NumPy’s matrix multiplication is unbeatable. The @ operator uses decades of BLAS optimization. Don’t try to replicate it in pure Python.
Polars excels at what it’s designed for. Filtering, grouping, aggregating—these operations are fast. Use them.
Combine tools strategically. The hybrid Polars + NumPy approach gives you:
- Readable, expressive filtering with Polars
- Blazing-fast matrix math with NumPy
- Memory efficiency by filtering before computing
Avoid cross-join patterns for large matrices. Creating millions of row pairs kills memory and performance.
Consider your data’s lifecycle. If your data lives in Parquet files and needs complex transformations, Polars is the right entry point. If it’s already in numpy arrays, stay there.

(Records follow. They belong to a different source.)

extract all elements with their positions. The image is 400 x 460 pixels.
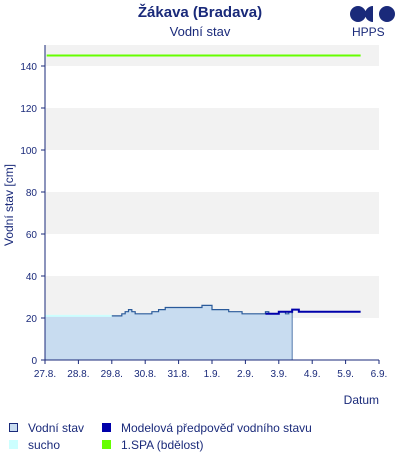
logo-text: HPPS bbox=[352, 25, 385, 39]
legend-swatch-sucho bbox=[9, 440, 18, 449]
x-tick-label: 3.9. bbox=[270, 369, 287, 380]
grid-band bbox=[45, 192, 379, 234]
chart-title: Žákava (Bradava) bbox=[137, 4, 263, 21]
logo-circle-left bbox=[350, 6, 366, 22]
x-tick-label: 4.9. bbox=[304, 369, 321, 380]
y-tick-label: 120 bbox=[20, 104, 37, 115]
axes-layer: 0 20 40 60 80 100 120 140 27.8. 28.8. 29.8. 30.8. 31… bbox=[20, 45, 387, 380]
legend-swatch-vodni-stav bbox=[9, 423, 18, 432]
y-axis-label: Vodní stav [cm] bbox=[2, 164, 16, 246]
legend-swatch-forecast bbox=[102, 423, 111, 432]
y-tick-label: 20 bbox=[26, 314, 38, 325]
legend-swatch-spa1 bbox=[102, 440, 111, 449]
water-level-area bbox=[45, 305, 293, 360]
y-tick-label: 40 bbox=[26, 272, 38, 283]
x-tick-label: 5.9. bbox=[337, 369, 354, 380]
hpps-logo bbox=[350, 6, 395, 22]
x-tick-label: 6.9. bbox=[371, 369, 388, 380]
logo-half-circle bbox=[365, 6, 373, 22]
x-tick-label: 2.9. bbox=[237, 369, 254, 380]
forecast-line bbox=[265, 308, 361, 315]
legend-label-sucho: sucho bbox=[28, 438, 61, 452]
legend-label-vodni-stav: Vodní stav bbox=[28, 421, 85, 435]
legend-label-spa1: 1.SPA (bdělost) bbox=[121, 438, 204, 452]
y-tick-label: 100 bbox=[20, 146, 37, 157]
y-tick-label: 140 bbox=[20, 62, 37, 73]
series-layer bbox=[45, 54, 361, 360]
y-tick-label: 60 bbox=[26, 230, 38, 241]
grid-band bbox=[45, 108, 379, 150]
grid-bands bbox=[45, 45, 379, 318]
x-tick-label: 31.8. bbox=[167, 369, 189, 380]
logo-circle-right bbox=[379, 6, 395, 22]
x-tick-label: 1.9. bbox=[204, 369, 221, 380]
x-tick-label: 30.8. bbox=[134, 369, 156, 380]
chart-subtitle: Vodní stav bbox=[169, 24, 231, 39]
x-tick-label: 28.8. bbox=[67, 369, 89, 380]
y-tick-label: 0 bbox=[31, 356, 37, 367]
x-axis-label: Datum bbox=[344, 393, 379, 407]
x-tick-label: 27.8. bbox=[34, 369, 56, 380]
legend-label-forecast: Modelová předpověď vodního stavu bbox=[121, 421, 312, 435]
y-tick-label: 80 bbox=[26, 188, 38, 199]
x-tick-label: 29.8. bbox=[101, 369, 123, 380]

Appendix: Full Benchmark Code

The complete benchmark script is available at benchmark.py. It includes:

All five implementations
Resource monitoring with psutil
Publication-quality chart generation
Docker wrapper for controlled environments

#!/usr/bin/env python3
# /// script
# requires-python = ">=3.12"
# dependencies = [
#     "polars>=1.0.0",
#     "numpy>=2.0.0",
#     "pandas>=2.2.0",
#     "matplotlib>=3.9.0",
#     "psutil>=6.0.0",
#     "rich>=13.0.0",
# ]
# ///

# Run with: uv run benchmark.py

Feel free to adapt it for your specific use case.